Drowsy Emperor Blogs
1970s LA or Post WWII Vienna, Sometimes You Just Have to Shoot Somebody

Just watched a favorite film; Robert Altman’s noir classic, “The Long Goodbye”(TLG).  Altman’s loose adaption of the Raymond Chandler novel of the same name transplants Chandler’s private detective Philip Marlowe, armed only with a dark JC Penny suit and his 1950s private eye ethos, into the hedonistic, candy colored, self-absorbed swirl that was Los Angeles in the seventies. Neither the suit nor the ethos had much of a chance.

You could recommend the film on the basis of the music alone.
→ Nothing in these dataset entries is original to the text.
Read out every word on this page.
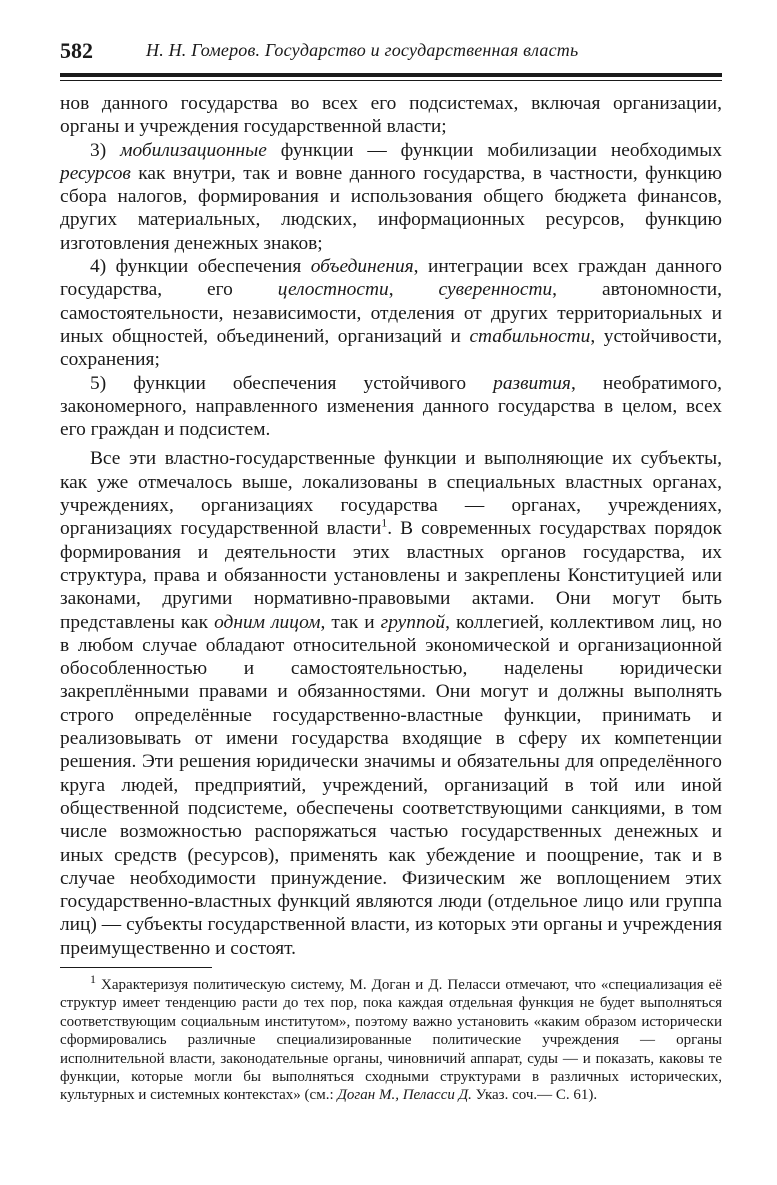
582	Н. Н. Гомеров. Государство и государственная власть

нов данного государства во всех его подсистемах, включая организации, органы и учреждения государственной власти;

3) мобилизационные функции — функции мобилизации необходимых ресурсов как внутри, так и вовне данного государства, в частности, функцию сбора налогов, формирования и использования общего бюджета финансов, других материальных, людских, информационных ресурсов, функцию изготовления денежных знаков;

4) функции обеспечения объединения, интеграции всех граждан данного государства, его целостности, суверенности, автономности, самостоятельности, независимости, отделения от других территориальных и иных общностей, объединений, организаций и стабильности, устойчивости, сохранения;

5) функции обеспечения устойчивого развития, необратимого, закономерного, направленного изменения данного государства в целом, всех его граждан и подсистем.

Все эти властно-государственные функции и выполняющие их субъекты, как уже отмечалось выше, локализованы в специальных властных органах, учреждениях, организациях государства — органах, учреждениях, организациях государственной власти$^1$. В современных государствах порядок формирования и деятельности этих властных органов государства, их структура, права и обязанности установлены и закреплены Конституцией или законами, другими нормативно-правовыми актами. Они могут быть представлены как одним лицом, так и группой, коллегией, коллективом лиц, но в любом случае обладают относительной экономической и организационной обособленностью и самостоятельностью, наделены юридически закреплёнными правами и обязанностями. Они могут и должны выполнять строго определённые государственно-властные функции, принимать и реализовывать от имени государства входящие в сферу их компетенции решения. Эти решения юридически значимы и обязательны для определённого круга людей, предприятий, учреждений, организаций в той или иной общественной подсистеме, обеспечены соответствующими санкциями, в том числе возможностью распоряжаться частью государственных денежных и иных средств (ресурсов), применять как убеждение и поощрение, так и в случае необходимости принуждение. Физическим же воплощением этих государственно-властных функций являются люди (отдельное лицо или группа лиц) — субъекты государственной власти, из которых эти органы и учреждения преимущественно и состоят.

$^1$ Характеризуя политическую систему, М. Доган и Д. Пеласси отмечают, что «специализация её структур имеет тенденцию расти до тех пор, пока каждая отдельная функция не будет выполняться соответствующим социальным институтом», поэтому важно установить «каким образом исторически сформировались различные специализированные политические учреждения — органы исполнительной власти, законодательные органы, чиновничий аппарат, суды — и показать, каковы те функции, которые могли бы выполняться сходными структурами в различных исторических, культурных и системных контекстах» (см.: Доган М., Пеласси Д. Указ. соч.— С. 61).
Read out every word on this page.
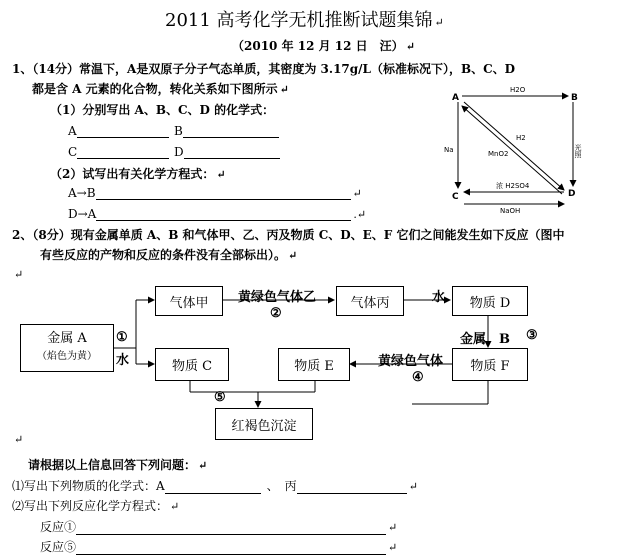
2011 高考化学无机推断试题集锦 ↵
（2010 年 12 月 12 日　汪） ↵
1、（14分）常温下，A是双原子分子气态单质，其密度为 3.17g/L（标准标况下），B、C、D
都是含 A 元素的化合物，转化关系如下图所示 ↵
（1）分别写出 A、B、C、D 的化学式：
A	B
C	D
（2）试写出有关化学方程式： ↵
A→B	↵
D→A	.↵
A	B
C	D
H2O
Na	光照
H2
MnO2
浓 H2SO4
NaOH
2、（8分）现有金属单质 A、B 和气体甲、乙、丙及物质 C、D、E、F 它们之间能发生如下反应（图中
有些反应的产物和反应的条件没有全部标出）。 ↵
↵
金属 A
（焰色为黄）
气体甲	气体丙	物质 D
物质 C	物质 E	物质 F
红褐色沉淀
①
水
黄绿色气体乙
②
水
金属　B ③
黄绿色气体
④
⑤
↵
请根据以上信息回答下列问题： ↵
⑴写出下列物质的化学式：A	、　丙	↵
⑵写出下列反应化学方程式： ↵
反应①	↵
反应⑤	↵
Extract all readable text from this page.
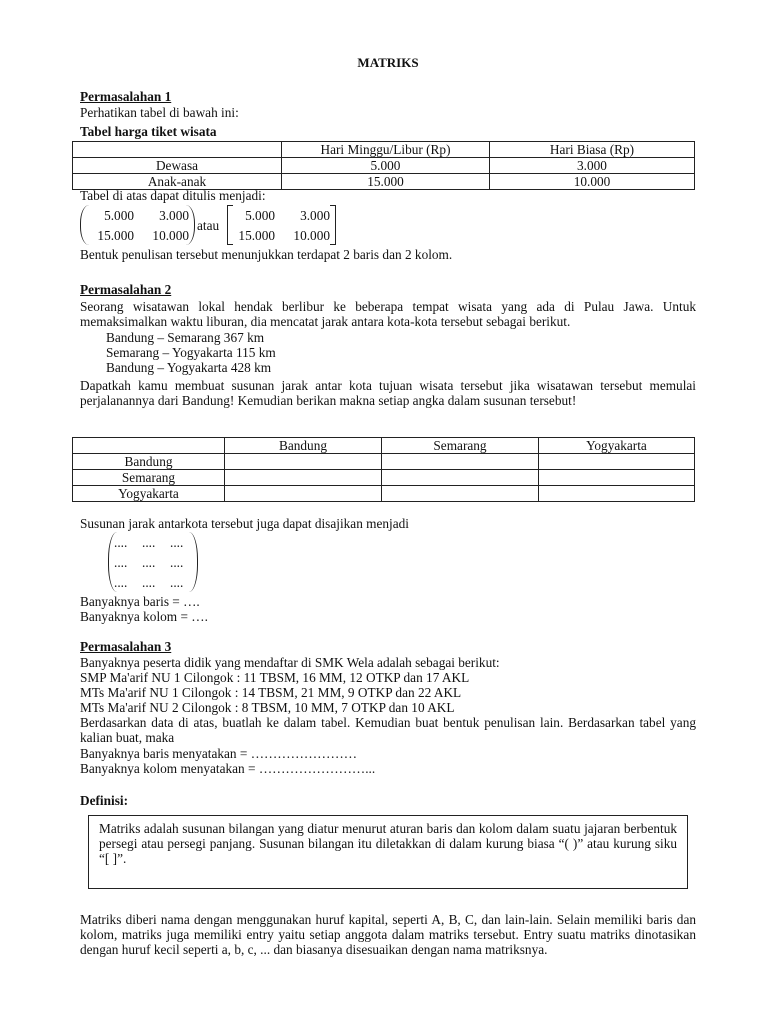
MATRIKS
Permasalahan 1
Perhatikan tabel di bawah ini:
Tabel harga tiket wisata
	Hari Minggu/Libur (Rp)	Hari Biasa (Rp)
Dewasa	5.000	3.000
Anak-anak	15.000	10.000
Tabel di atas dapat ditulis menjadi:
5.000	3.000
15.000	10.000
atau
5.000	3.000
15.000	10.000
Bentuk penulisan tersebut menunjukkan terdapat 2 baris dan 2 kolom.
Permasalahan 2
Seorang wisatawan lokal hendak berlibur ke beberapa tempat wisata yang ada di Pulau Jawa. Untuk memaksimalkan waktu liburan, dia mencatat jarak antara kota-kota tersebut sebagai berikut.
Bandung – Semarang 367 km
Semarang – Yogyakarta 115 km
Bandung – Yogyakarta 428 km
Dapatkah kamu membuat susunan jarak antar kota tujuan wisata tersebut jika wisatawan tersebut memulai perjalanannya dari Bandung! Kemudian berikan makna setiap angka dalam susunan tersebut!
	Bandung	Semarang	Yogyakarta
Bandung			
Semarang			
Yogyakarta			
Susunan jarak antarkota tersebut juga dapat disajikan menjadi
....	....	....
....	....	....
....	....	....
Banyaknya baris = ….
Banyaknya kolom = ….
Permasalahan 3
Banyaknya peserta didik yang mendaftar di SMK Wela adalah sebagai berikut:
SMP Ma'arif NU 1 Cilongok : 11 TBSM, 16 MM, 12 OTKP dan 17 AKL
MTs Ma'arif NU 1 Cilongok : 14 TBSM, 21 MM, 9 OTKP dan 22 AKL
MTs Ma'arif NU 2 Cilongok : 8 TBSM, 10 MM, 7 OTKP dan 10 AKL
Berdasarkan data di atas, buatlah ke dalam tabel. Kemudian buat bentuk penulisan lain. Berdasarkan tabel yang kalian buat, maka
Banyaknya baris menyatakan = ……………………
Banyaknya kolom menyatakan = ……………………...
Definisi:
Matriks adalah susunan bilangan yang diatur menurut aturan baris dan kolom dalam suatu jajaran berbentuk persegi atau persegi panjang. Susunan bilangan itu diletakkan di dalam kurung biasa “( )” atau kurung siku “[ ]”.
Matriks diberi nama dengan menggunakan huruf kapital, seperti A, B, C, dan lain-lain. Selain memiliki baris dan kolom, matriks juga memiliki entry yaitu setiap anggota dalam matriks tersebut. Entry suatu matriks dinotasikan dengan huruf kecil seperti a, b, c, ... dan biasanya disesuaikan dengan nama matriksnya.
Altman whimsically relies almost solely on variations of the wonderful title tune “The Long Goodbye” composed by John Williams and Johnny Mercer throughout the film. It's (with one wry exception) the only music heard throughout the movie right down to the sound of the femme fatale’s doorbell. However, there is more than just music. The cinematography is gorgeous and Altman’s ongoing mastery of light from black luminescent neon nights to dazzling sun drenched Malibu days is much in evidence.  Beyond that the legendary director made some off beat but ultimately inspired casting choices to ably support Altman stalwart Elliot Gould's terrific free flowing Marlowe.

Sterling Hayden, in particular, playing a burnt out Papa Hemmingway type steals every scene that he's in and you're glad he does. Hayden also shares some of the movie's best dialogue with Gould in a scene out back of a Malibu beach house. (Watch the clip below starting at about 4 minutes.)


No one plays addled and intriguing as well as Hayden. Not long after Marlowe rescues Hayden’s character from a dodgy upscale rehab facility, if you listen closely he can even be heard playfully referring to Marlowe offscreen as “Marlborough, the Duke of Bullshit”.

It was while contemplating just how good TLG was scenes from another favorite film, yet another noir; Carol Reed’s “The Third Man” (TTM) starring the cerebral tag team of Orson Welles and Joseph Cotten kept elbowing their way back into my consciousness.  (Spoiler alert: if you have seen neither of these two films I disclose the endings of both films below.)

Apart from quirky musical choices the movies share some other interesting similarities:

i)              Both plots involve a man who sets out on a quest to defend the honor of good friend who he believes to be dead.

ii)             The friend turns out neither dead nor wrongly accused and has, in fact, through his fake death ruse misled and endangered both his friend and others.

iii)           The femme fatale continues to carry a torch for the bad friend despite knowledge of his bad deeds and indications of interest from the hero.

iv)           The hero after discovering his friend’s duplicity in the climax of the film confronts and shoots him dead.

v)             The closing scenes of the two films are also too alike to be mere coincidence. In TTM Joseph Cotten after seeing his morally challenged friend finally buried for real heads down a large tree lined boulevard in jeep where he once again encounters the femme fatale who passes him walking down that same broad tree lined boulevard.  In TLG, Gould after killing his friend emerges from the friend’s hideaway hacienda to walk down a broad tree lined boulevard and encounters the femme fatale who drives a jeep past Gould towards, unknown to her, her now deceased lover.

Follow this link to the final scene of "The Third Man" watch from about the 40 second point.



Follow this link to the final scene of "The Long Goodbye" watch from about the 5:30 mark.



If you haven't seen either of these films they're both well worth watching and if you have seen them I'd watch them again. Either way, "It's okay with me."